J’ai trouvé mes propres éponges dans une brocante, dans ce sac scellé, portant un ancien logo du Ministère des Richesses Naturelles. L’étiquette mentionnait l’année 1963 et stipulait qu’elles provenaient du Golfe du St-Laurent. On me l’a cédé pour 3$.


Les éponges sont capables de se régénérer, même si elles sont écrasées, râpées et tamisées afin de dissocier complètement les cellules : les cellules sont capables de se réassocier spontanément pour former de nouveaux individus. Selon des études récentes, les éponges peuvent atteindre des âges très avancés, surtout celles vivant dans les océans froids et qui ont une croissance très lente. Cette étude estime l'âge des plus grandes Scolymastra joubini à au moins 13 000 ans. Cela ferait de ces éponges parmi les plus vieux êtres vivants au monde.

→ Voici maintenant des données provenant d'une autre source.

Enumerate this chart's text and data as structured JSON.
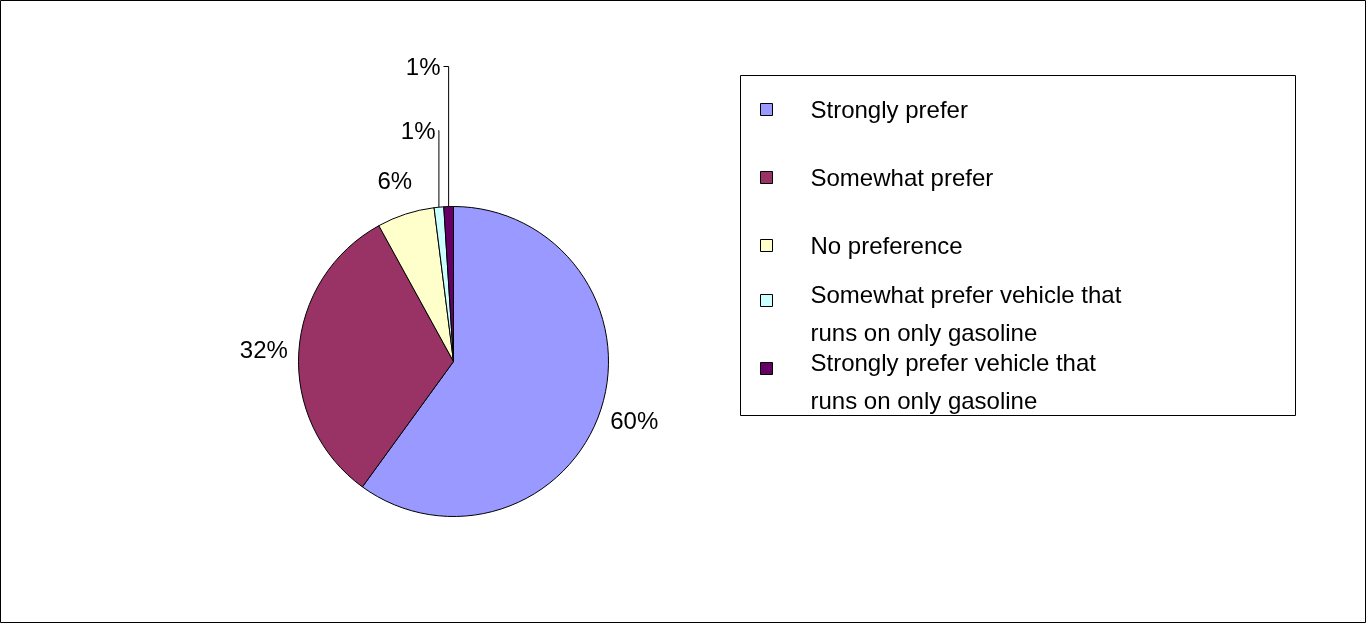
{
  "chart_data": {
    "type": "pie",
    "categories": [
      "Strongly prefer",
      "Somewhat prefer",
      "No preference",
      "Somewhat prefer vehicle that runs on only gasoline",
      "Strongly prefer vehicle that runs on only gasoline"
    ],
    "values": [
      60,
      32,
      6,
      1,
      1
    ],
    "colors": [
      "#9999ff",
      "#993366",
      "#ffffcc",
      "#ccffff",
      "#660066"
    ],
    "value_labels": [
      "60%",
      "32%",
      "6%",
      "1%",
      "1%"
    ],
    "legend": "right"
  }
}
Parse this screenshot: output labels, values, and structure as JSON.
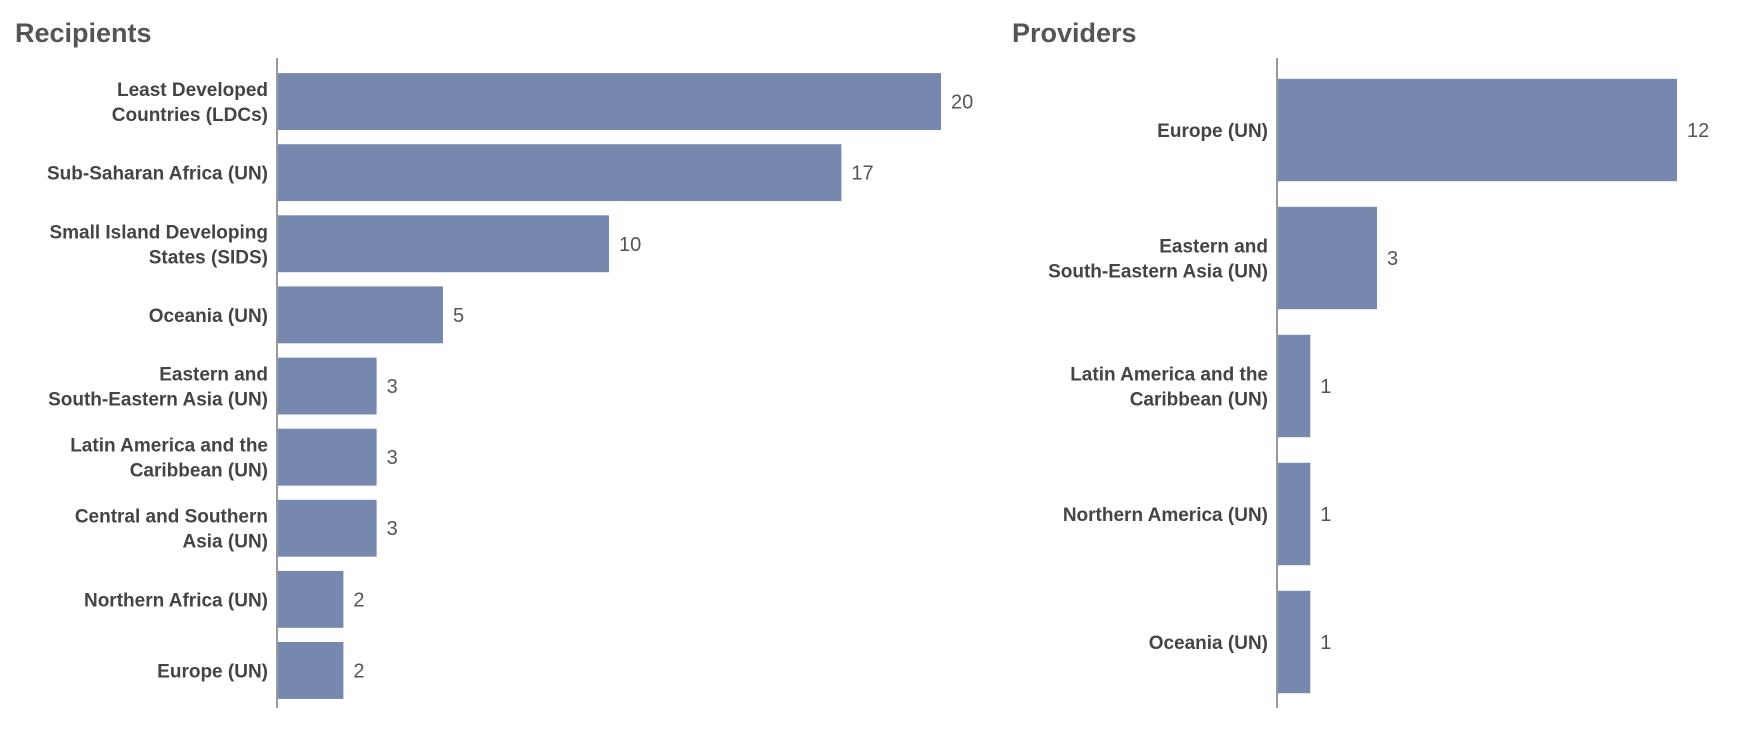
{
  "colors": {
    "bar": "#7688ae",
    "axis": "#999999"
  },
  "chart_data": [
    {
      "type": "bar",
      "orientation": "horizontal",
      "title": "Recipients",
      "categories": [
        "Least Developed Countries (LDCs)",
        "Sub-Saharan Africa (UN)",
        "Small Island Developing States (SIDS)",
        "Oceania (UN)",
        "Eastern and South-Eastern Asia (UN)",
        "Latin America and the Caribbean (UN)",
        "Central and Southern Asia (UN)",
        "Northern Africa (UN)",
        "Europe (UN)"
      ],
      "label_lines": [
        [
          "Least Developed",
          "Countries (LDCs)"
        ],
        [
          "Sub-Saharan Africa (UN)"
        ],
        [
          "Small Island Developing",
          "States (SIDS)"
        ],
        [
          "Oceania (UN)"
        ],
        [
          "Eastern and",
          "South-Eastern Asia (UN)"
        ],
        [
          "Latin America and the",
          "Caribbean (UN)"
        ],
        [
          "Central and Southern",
          "Asia (UN)"
        ],
        [
          "Northern Africa (UN)"
        ],
        [
          "Europe (UN)"
        ]
      ],
      "values": [
        20,
        17,
        10,
        5,
        3,
        3,
        3,
        2,
        2
      ],
      "xlim": [
        0,
        20
      ],
      "grid": false
    },
    {
      "type": "bar",
      "orientation": "horizontal",
      "title": "Providers",
      "categories": [
        "Europe (UN)",
        "Eastern and South-Eastern Asia (UN)",
        "Latin America and the Caribbean (UN)",
        "Northern America (UN)",
        "Oceania (UN)"
      ],
      "label_lines": [
        [
          "Europe (UN)"
        ],
        [
          "Eastern and",
          "South-Eastern Asia (UN)"
        ],
        [
          "Latin America and the",
          "Caribbean (UN)"
        ],
        [
          "Northern America (UN)"
        ],
        [
          "Oceania (UN)"
        ]
      ],
      "values": [
        12,
        3,
        1,
        1,
        1
      ],
      "xlim": [
        0,
        12
      ],
      "grid": false
    }
  ]
}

Il paraît qu’on peut apprêter les éponges en dessert délicat… si quelqu’un a déjà testé une recette, l’inscrire dans les commentaires !


Fanons de baleine

Faisant route vers le pôle Sud, Verne nous entretient longuement sur les baleines durant le chapitre 12 (seconde partie).  Il faut dire que l’un des personnages, le Québécois Ned Land, est un grand chasseur de baleines.



On divise souvent les baleines en deux groupes : celles à dents et celles à fanons.

Un fanon est composé de deux plaques rigides entre lesquelles on trouve des poils. Les poils sont visibles sur la partie vers l'intérieur de la bouche. Les fanons permettent aux baleines de se nourrir de petites proies telles le krill et les copépodes. 


Ils agissent comme un filtre laissant circuler l'eau mais retenant les éléments nutritifs plus gros, qui se prendront dans les poils. La baleine ouvre la gueule en avançant et emprisonne ainsi de l'eau et des particules (krill mais parfois aussi poissons), puis elle applique sa langue contre les fanons ce qui laisse s'échapper l'eau et qui retient les éléments solides dont elle se nourrit. De plus grosses proies comme des poissons ou même des oiseaux marins seront retenues par les fanons, mais recrachées si elles sont trop volumineuses pour passer l'œsophage, dont le diamètre est faible chez les baleines. L’histoire de Pinocchio (ou de Jonas) n’a donc aucun sens…


J’ai déniché au Fou du Roi, à Rimouski, cet échantillon de fanons de baleine. Je me suis d’ailleurs étonné de constater à quel point c’est souple. On dirait des poils de balai ; même les vibrisses des chats sont plus dures.